Police sniffer dogs joined the latest shift of 45 rescue workers and Border Patrol police looking for accessways to the cave from the mountaintop above.
Three “breathing holes” and two “manholes” found atop the cave earlier were too narrow to allow access, a source on the rescue team said. The plan is to lower a heat-detection device that would identify likely human presence, the source said.
National police deputy chief Pol General Weerachai Songmetta said Thursday’s hunt would focus on the area leading towards Doi Pha Mee, which sits above the rightward channel of the cave’s main three-way intersection.
It’s suspected there are several chambers ranging in height from 10-60 metres where the lost party is waiting for help, and that passages might rise from these chambers to the top of the mountain.
Another team would search atop the cave around Khao Nang Non to the northeast, Weerachai said.
He said the police had boosted the number of officers and sniffer dogs to 650 on Thursday.
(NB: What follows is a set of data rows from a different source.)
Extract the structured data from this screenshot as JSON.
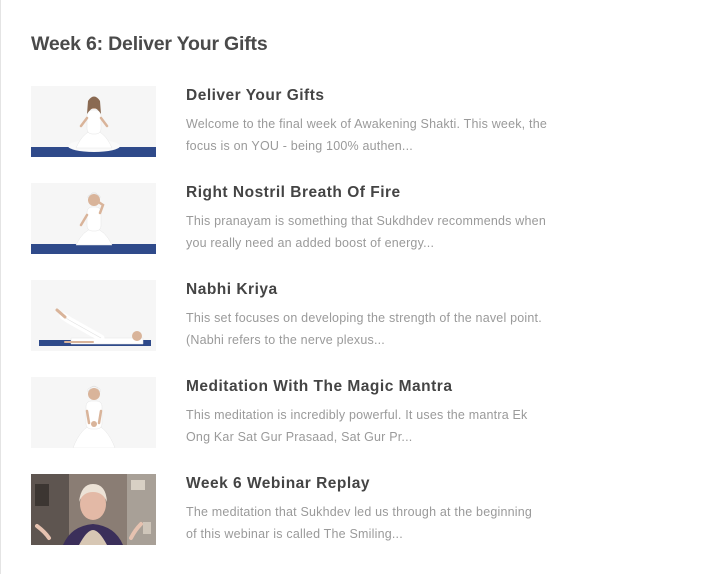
{
  "section": {
    "title": "Week 6: Deliver Your Gifts"
  },
  "lessons": [
    {
      "title": "Deliver Your Gifts",
      "desc_line1": "Welcome to the final week of Awakening Shakti. This week, the",
      "desc_line2": "focus is on YOU - being 100% authen...",
      "thumbnail_icon": "seated-woman-thumbnail"
    },
    {
      "title": "Right Nostril Breath Of Fire",
      "desc_line1": "This pranayam is something that Sukdhdev recommends when",
      "desc_line2": "you really need an added boost of energy...",
      "thumbnail_icon": "breathing-woman-thumbnail"
    },
    {
      "title": "Nabhi Kriya",
      "desc_line1": "This set focuses on developing the strength of the navel point.",
      "desc_line2": "(Nabhi refers to the nerve plexus...",
      "thumbnail_icon": "leg-raise-thumbnail"
    },
    {
      "title": "Meditation With The Magic Mantra",
      "desc_line1": "This meditation is incredibly powerful. It uses the mantra Ek",
      "desc_line2": "Ong Kar Sat Gur Prasaad, Sat Gur Pr...",
      "thumbnail_icon": "meditating-woman-thumbnail"
    },
    {
      "title": "Week 6 Webinar Replay",
      "desc_line1": "The meditation that Sukhdev led us through at the beginning",
      "desc_line2": "of this webinar is called The Smiling...",
      "thumbnail_icon": "webinar-video-thumbnail"
    }
  ]
}
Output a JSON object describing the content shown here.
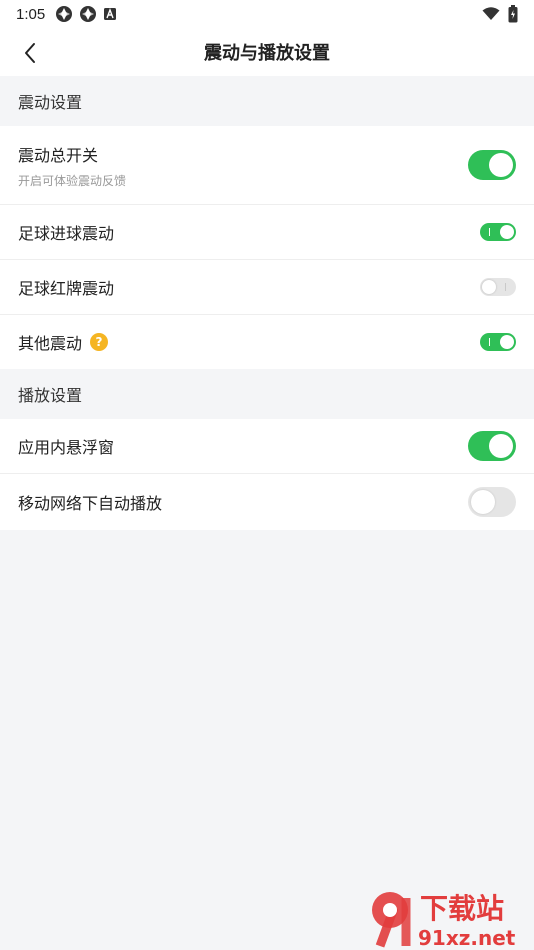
{
  "status_bar": {
    "time": "1:05",
    "icons": [
      "app-icon",
      "app-icon",
      "font-icon",
      "wifi-icon",
      "battery-icon"
    ]
  },
  "header": {
    "title": "震动与播放设置"
  },
  "sections": [
    {
      "title": "震动设置",
      "items": [
        {
          "label": "震动总开关",
          "subtitle": "开启可体验震动反馈",
          "enabled": true
        },
        {
          "label": "足球进球震动",
          "enabled": true
        },
        {
          "label": "足球红牌震动",
          "enabled": false
        },
        {
          "label": "其他震动",
          "enabled": true,
          "has_help": true,
          "help_glyph": "?"
        }
      ]
    },
    {
      "title": "播放设置",
      "items": [
        {
          "label": "应用内悬浮窗",
          "enabled": true
        },
        {
          "label": "移动网络下自动播放",
          "enabled": false
        }
      ]
    }
  ],
  "watermark": {
    "text_top": "下载站",
    "text_bottom": "91xz.net"
  },
  "colors": {
    "accent": "#2fbf57",
    "toggle_off": "#e5e5e5",
    "help": "#f5b523",
    "background": "#f4f5f7"
  }
}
Naval Special Warfare Command chief Apakorn Yukongkaew, who led Seals divers in the search inside the cave, said floodwaters had risen to the cave entrance, posing a major obstacle.Three diver experts flew in from Britain, who had arrived Chiang Rai on Wednesday, will join the operation on Thursday to help, he said, while grimly dismissing a rumour circulating the day before that the missing group had already been found.